The mission of the new Diocese of Atlanta Commission on Human Trafficking is to partner with government, community and nonprofit organizations to educate engage and empower Episcopal congregations to put an end to human trafficking in Georgia and across the planet. Trapped in a hellish wilderness, victims are isolated and sold over and over, and awareness is the first step to stopping this. Jarvis urges people across the diocese to learn through forums and Bible studies, donate professional skills and funds, educate children and youth, and contact the commission to get involved.
“Let’s talk about this,” Jarvis said. “Let’s roll up our sleeves and see what we can do in our communities to combat human trafficking.”
Her work is an extension of Atlanta’s civil rights battles that she witnessed growing up.
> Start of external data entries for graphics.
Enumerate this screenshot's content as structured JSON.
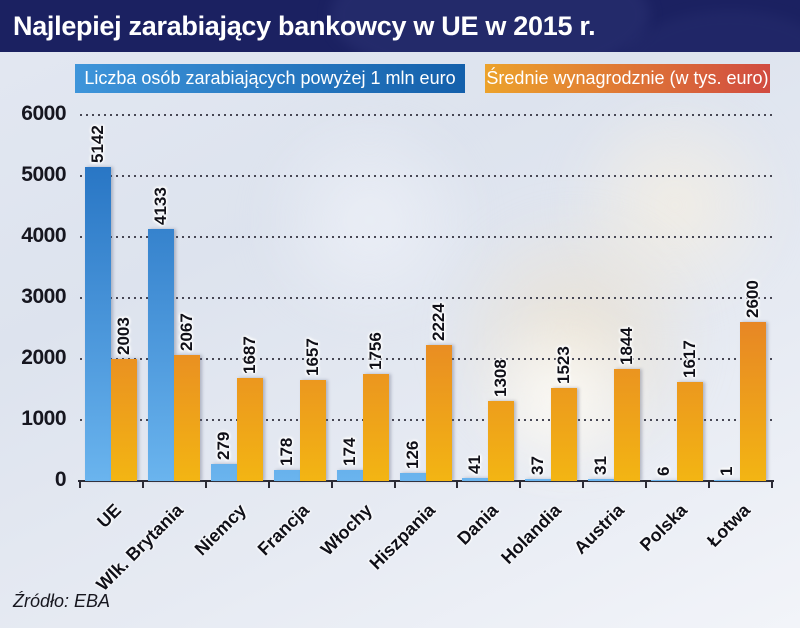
{
  "header": {
    "title": "Najlepiej zarabiający bankowcy w UE w 2015 r."
  },
  "legend": {
    "series1": "Liczba osób zarabiających powyżej 1 mln euro",
    "series2": "Średnie wynagrodznie (w tys. euro)"
  },
  "footer": {
    "source": "Źródło: EBA"
  },
  "colors": {
    "header_bg": "#1b2161",
    "blue_top": "#1e6cbe",
    "blue_bottom": "#6ab4ee",
    "orange_top": "#d84a3c",
    "orange_bottom": "#f3b513",
    "legend_blue_left": "#3e95da",
    "legend_blue_right": "#1460ab",
    "legend_orange_left": "#eca22b",
    "legend_orange_right": "#d14b41"
  },
  "chart_data": {
    "type": "bar",
    "title": "Najlepiej zarabiający bankowcy w UE w 2015 r.",
    "categories": [
      "UE",
      "Wlk. Brytania",
      "Niemcy",
      "Francja",
      "Włochy",
      "Hiszpania",
      "Dania",
      "Holandia",
      "Austria",
      "Polska",
      "Łotwa"
    ],
    "series": [
      {
        "name": "Liczba osób zarabiających powyżej 1 mln euro",
        "color": "blue",
        "values": [
          5142,
          4133,
          279,
          178,
          174,
          126,
          41,
          37,
          31,
          6,
          1
        ]
      },
      {
        "name": "Średnie wynagrodznie (w tys. euro)",
        "color": "orange",
        "values": [
          2003,
          2067,
          1687,
          1657,
          1756,
          2224,
          1308,
          1523,
          1844,
          1617,
          2600
        ]
      }
    ],
    "ylim": [
      0,
      6000
    ],
    "yticks": [
      0,
      1000,
      2000,
      3000,
      4000,
      5000,
      6000
    ],
    "grid": "horizontal-dotted",
    "legend_position": "top",
    "value_labels": "rotated-90",
    "category_labels": "rotated-45",
    "source": "Źródło: EBA"
  }
}
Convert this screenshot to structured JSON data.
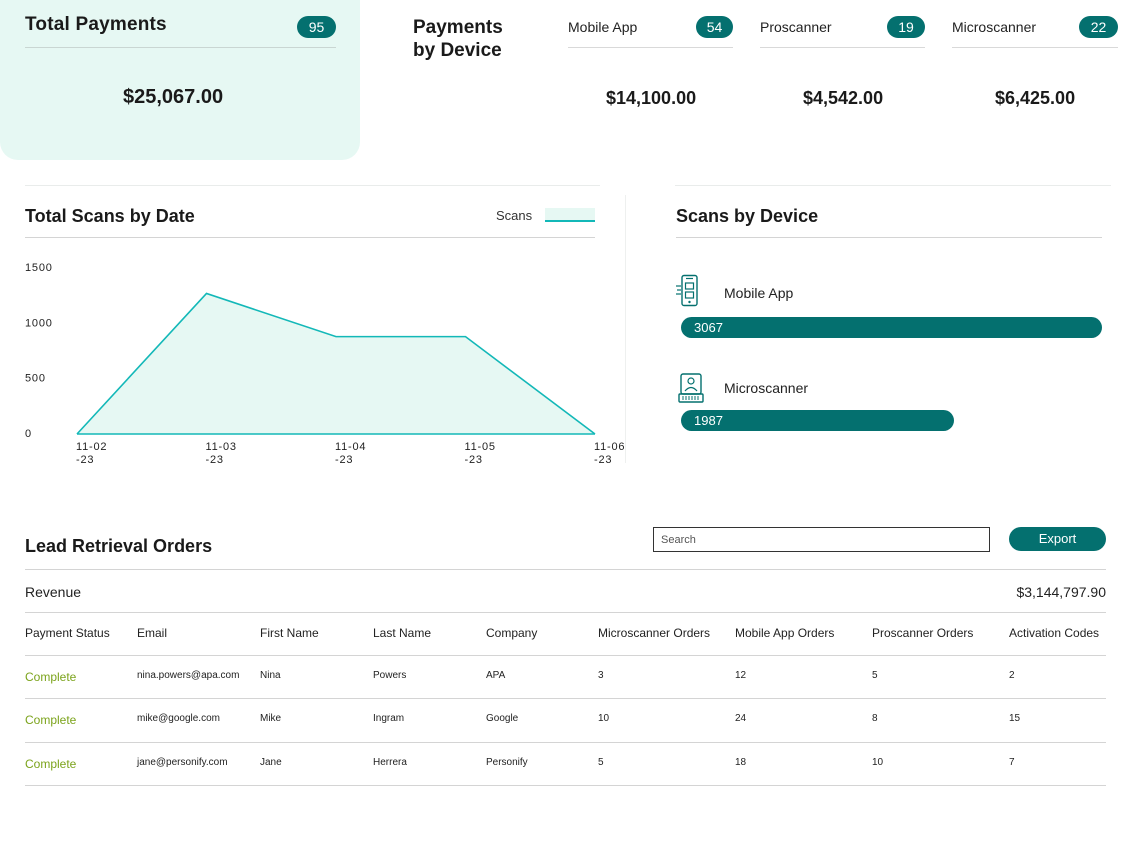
{
  "total_payments": {
    "title": "Total Payments",
    "count": "95",
    "amount": "$25,067.00"
  },
  "payments_by_device": {
    "title_line1": "Payments",
    "title_line2": "by Device",
    "devices": [
      {
        "label": "Mobile App",
        "count": "54",
        "amount": "$14,100.00"
      },
      {
        "label": "Proscanner",
        "count": "19",
        "amount": "$4,542.00"
      },
      {
        "label": "Microscanner",
        "count": "22",
        "amount": "$6,425.00"
      }
    ]
  },
  "scans_by_date": {
    "title": "Total Scans by Date",
    "legend": "Scans",
    "colors": {
      "fill": "#e6f8f3",
      "line": "#13b8b8"
    }
  },
  "chart_data": {
    "type": "area",
    "x_ticks": [
      [
        "11-02",
        "-23"
      ],
      [
        "11-03",
        "-23"
      ],
      [
        "11-04",
        "-23"
      ],
      [
        "11-05",
        "-23"
      ],
      [
        "11-06",
        "-23"
      ]
    ],
    "series": [
      {
        "name": "Scans",
        "values": [
          0,
          1270,
          880,
          880,
          0
        ]
      }
    ],
    "y_ticks": [
      "0",
      "500",
      "1000",
      "1500"
    ],
    "ylim": [
      0,
      1500
    ]
  },
  "scans_by_device": {
    "title": "Scans by Device",
    "max_value": 3067,
    "items": [
      {
        "label": "Mobile App",
        "value": 3067,
        "value_text": "3067",
        "icon": "mobile-app-icon"
      },
      {
        "label": "Microscanner",
        "value": 1987,
        "value_text": "1987",
        "icon": "microscanner-icon"
      }
    ]
  },
  "orders": {
    "title": "Lead Retrieval Orders",
    "search_placeholder": "Search",
    "export_label": "Export",
    "revenue_label": "Revenue",
    "revenue_value": "$3,144,797.90",
    "status_color": "#7ba31b",
    "columns": [
      "Payment Status",
      "Email",
      "First Name",
      "Last Name",
      "Company",
      "Microscanner Orders",
      "Mobile App Orders",
      "Proscanner Orders",
      "Activation Codes"
    ],
    "rows": [
      [
        "Complete",
        "nina.powers@apa.com",
        "Nina",
        "Powers",
        "APA",
        "3",
        "12",
        "5",
        "2"
      ],
      [
        "Complete",
        "mike@google.com",
        "Mike",
        "Ingram",
        "Google",
        "10",
        "24",
        "8",
        "15"
      ],
      [
        "Complete",
        "jane@personify.com",
        "Jane",
        "Herrera",
        "Personify",
        "5",
        "18",
        "10",
        "7"
      ]
    ]
  },
  "brand_color": "#04706f"
}
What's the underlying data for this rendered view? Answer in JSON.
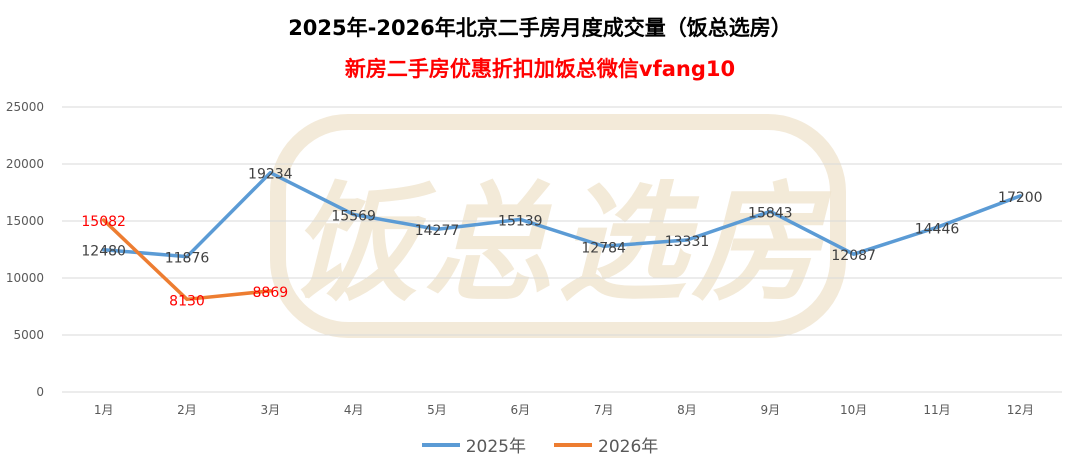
{
  "title": "2025年-2026年北京二手房月度成交量（饭总选房）",
  "subtitle": "新房二手房优惠折扣加饭总微信vfang10",
  "subtitle_color": "#ff0000",
  "watermark": {
    "text": "饭总选房",
    "color": "#efe3cc"
  },
  "chart_data": {
    "type": "line",
    "categories": [
      "1月",
      "2月",
      "3月",
      "4月",
      "5月",
      "6月",
      "7月",
      "8月",
      "9月",
      "10月",
      "11月",
      "12月"
    ],
    "series": [
      {
        "name": "2025年",
        "color": "#5b9bd5",
        "label_color": "#404040",
        "values": [
          12480,
          11876,
          19234,
          15569,
          14277,
          15139,
          12784,
          13331,
          15843,
          12087,
          14446,
          17200
        ]
      },
      {
        "name": "2026年",
        "color": "#ed7d31",
        "label_color": "#ff0000",
        "values": [
          15082,
          8130,
          8869,
          null,
          null,
          null,
          null,
          null,
          null,
          null,
          null,
          null
        ]
      }
    ],
    "ylim": [
      0,
      25000
    ],
    "yticks": [
      0,
      5000,
      10000,
      15000,
      20000,
      25000
    ],
    "grid": true,
    "legend_position": "bottom"
  }
}
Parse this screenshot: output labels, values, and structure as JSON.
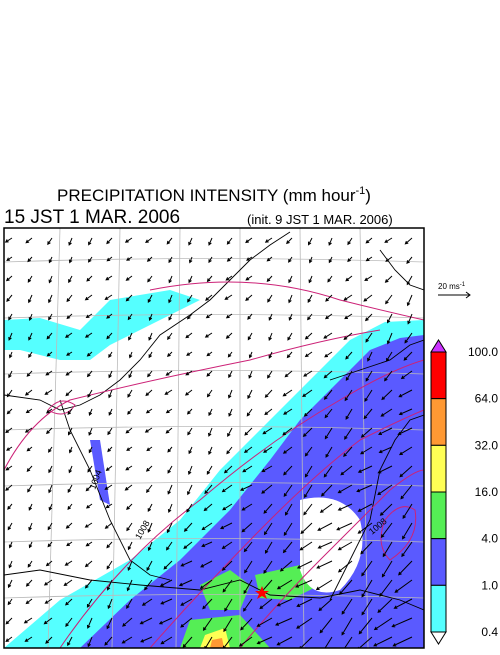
{
  "title": {
    "text": "PRECIPITATION INTENSITY (mm hour",
    "superscript": "-1",
    "close": ")"
  },
  "valid_time": "15 JST 1 MAR. 2006",
  "init_time": "(init. 9 JST 1 MAR. 2006)",
  "wind_scale": {
    "text": "20 ms",
    "superscript": "-1"
  },
  "legend": {
    "labels": [
      "100.0",
      "64.0",
      "32.0",
      "16.0",
      "4.0",
      "1.0",
      "0.4"
    ],
    "colors": [
      "#ff0000",
      "#ff9933",
      "#ffff55",
      "#55ee55",
      "#5a5aff",
      "#55ffff"
    ],
    "over_color": "#cc33ff",
    "under_color": "#ffffff"
  },
  "contour_labels": [
    "1008",
    "1004",
    "1008"
  ]
}
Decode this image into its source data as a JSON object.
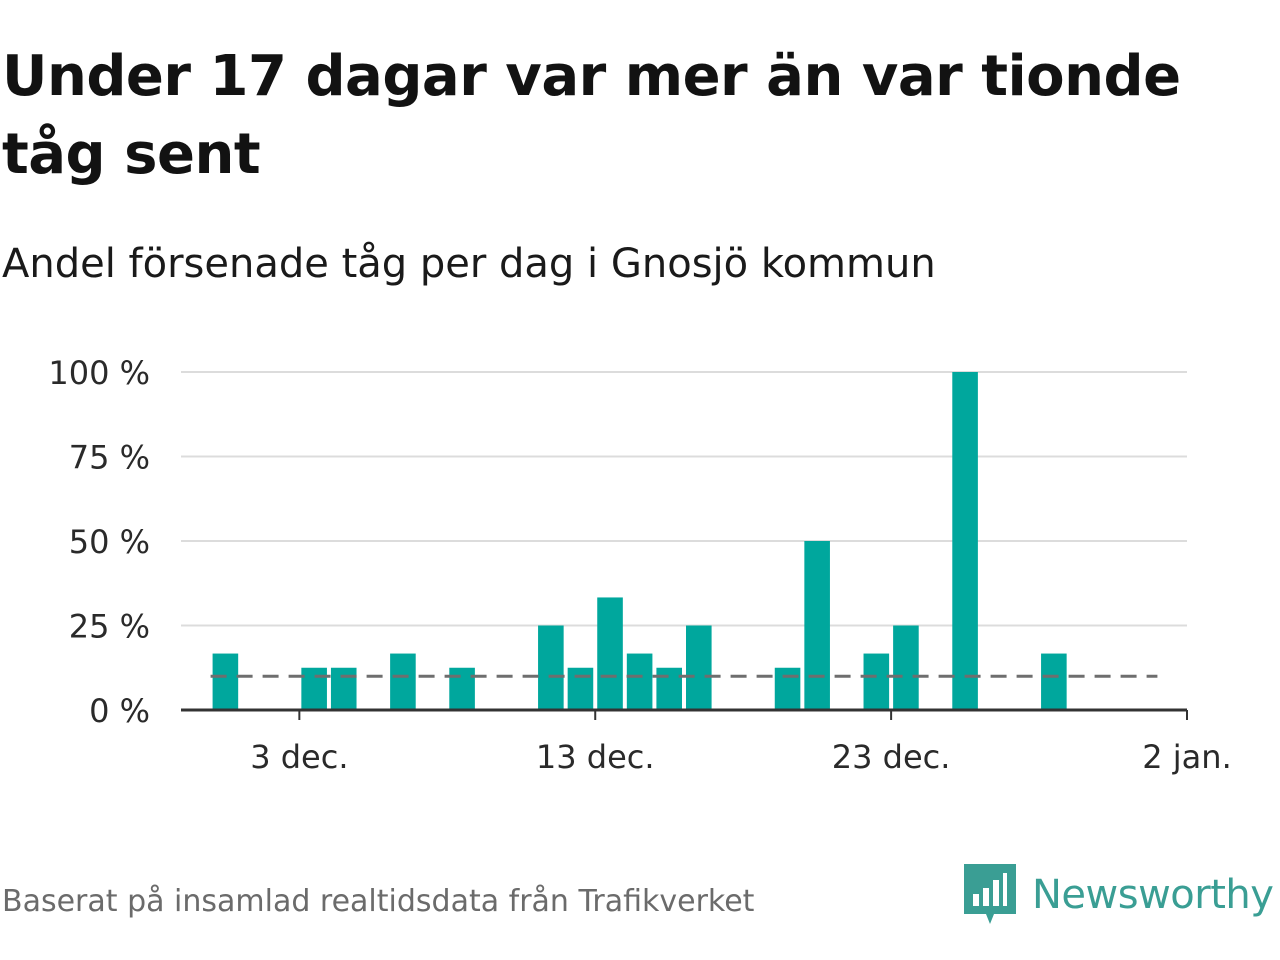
{
  "title": "Under 17 dagar var mer än var tionde tåg sent",
  "subtitle": "Andel försenade tåg per dag i Gnosjö kommun",
  "footer": {
    "source": "Baserat på insamlad realtidsdata från Trafikverket",
    "brand": "Newsworthy"
  },
  "colors": {
    "bar": "#00a79d",
    "reference_line": "#6e6e6e",
    "grid": "#dcdcdc",
    "axis": "#333333",
    "brand": "#3a9e94"
  },
  "icons": {
    "brand_logo": "newsworthy-logo-icon"
  },
  "chart_data": {
    "type": "bar",
    "title": "Under 17 dagar var mer än var tionde tåg sent",
    "subtitle": "Andel försenade tåg per dag i Gnosjö kommun",
    "xlabel": "",
    "ylabel": "",
    "x": [
      "2024-11-30",
      "2024-12-03",
      "2024-12-04",
      "2024-12-06",
      "2024-12-08",
      "2024-12-11",
      "2024-12-12",
      "2024-12-13",
      "2024-12-14",
      "2024-12-15",
      "2024-12-16",
      "2024-12-19",
      "2024-12-20",
      "2024-12-22",
      "2024-12-23",
      "2024-12-25",
      "2024-12-28"
    ],
    "values": [
      16.7,
      12.5,
      12.5,
      16.7,
      12.5,
      25,
      12.5,
      33.3,
      16.7,
      12.5,
      25,
      12.5,
      50,
      16.7,
      25,
      100,
      16.7
    ],
    "ylim": [
      0,
      100
    ],
    "yticks": [
      0,
      25,
      50,
      75,
      100
    ],
    "ytick_labels": [
      "0 %",
      "25 %",
      "50 %",
      "75 %",
      "100 %"
    ],
    "xlim": [
      "2024-11-29",
      "2025-01-02"
    ],
    "xticks": [
      "2024-12-03",
      "2024-12-13",
      "2024-12-23",
      "2025-01-02"
    ],
    "xtick_labels": [
      "3 dec.",
      "13 dec.",
      "23 dec.",
      "2 jan."
    ],
    "reference_line": {
      "value": 10,
      "style": "dashed",
      "from": "2024-11-30",
      "to": "2024-12-31"
    },
    "grid": true,
    "legend": "none"
  }
}
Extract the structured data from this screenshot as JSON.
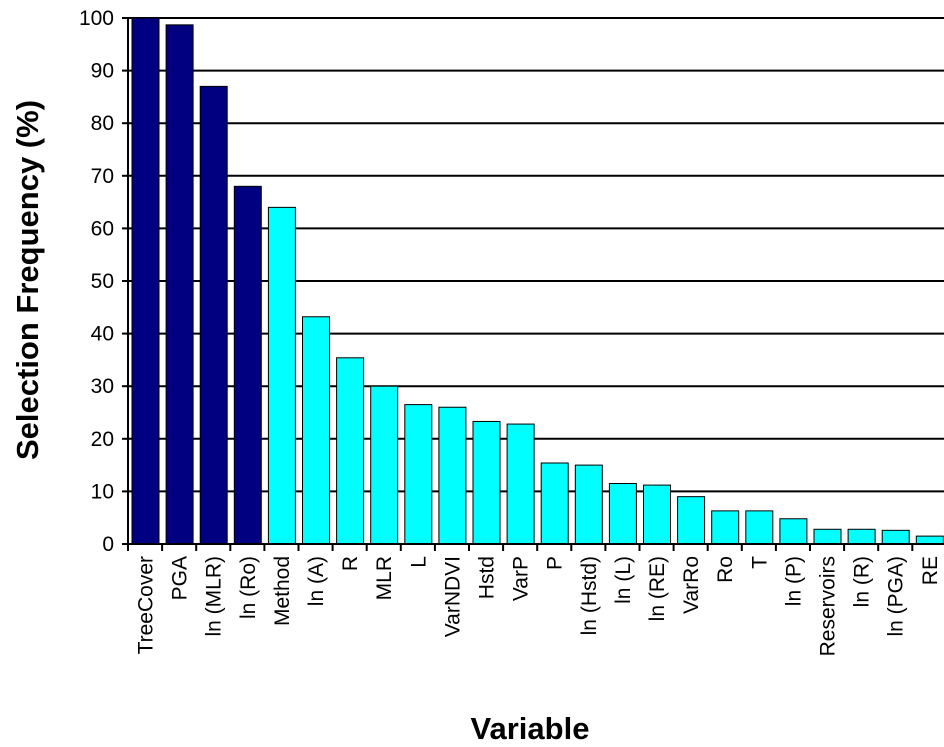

As a kid, knowing that the Ku Klux Klan burned a cross at Stone Mountain scared her. Seeing “whites only” water fountains at a department store made her conscious of racism. “God planted that seed of injustice early in me,” she said.
On a mission trip with St. David’s Episcopal Church to Honduras in 2004, Jarvis witnessed extreme poverty. She spent the next decade traveling to volunteer there, thinking that God was calling her there permanently. “That’s not why I sent you there,” she heard God say, and began centering her work in Roswell, building a ministry to Hispanic people.
When she was ordained in 2018, Jarvis “could really see that all that preparation for years was God calling me,” she said. Jarvis now serves as a vocational deacon at St. Martin in
the Fields. Listening and acting on God’s guidance, she has learned to be surprised and often uncomfortable, and invite others into that same space and to listen. “Sex Trafficking and Labor Trafficking wasn’t even on my radar,” she said. “That’s how God works.”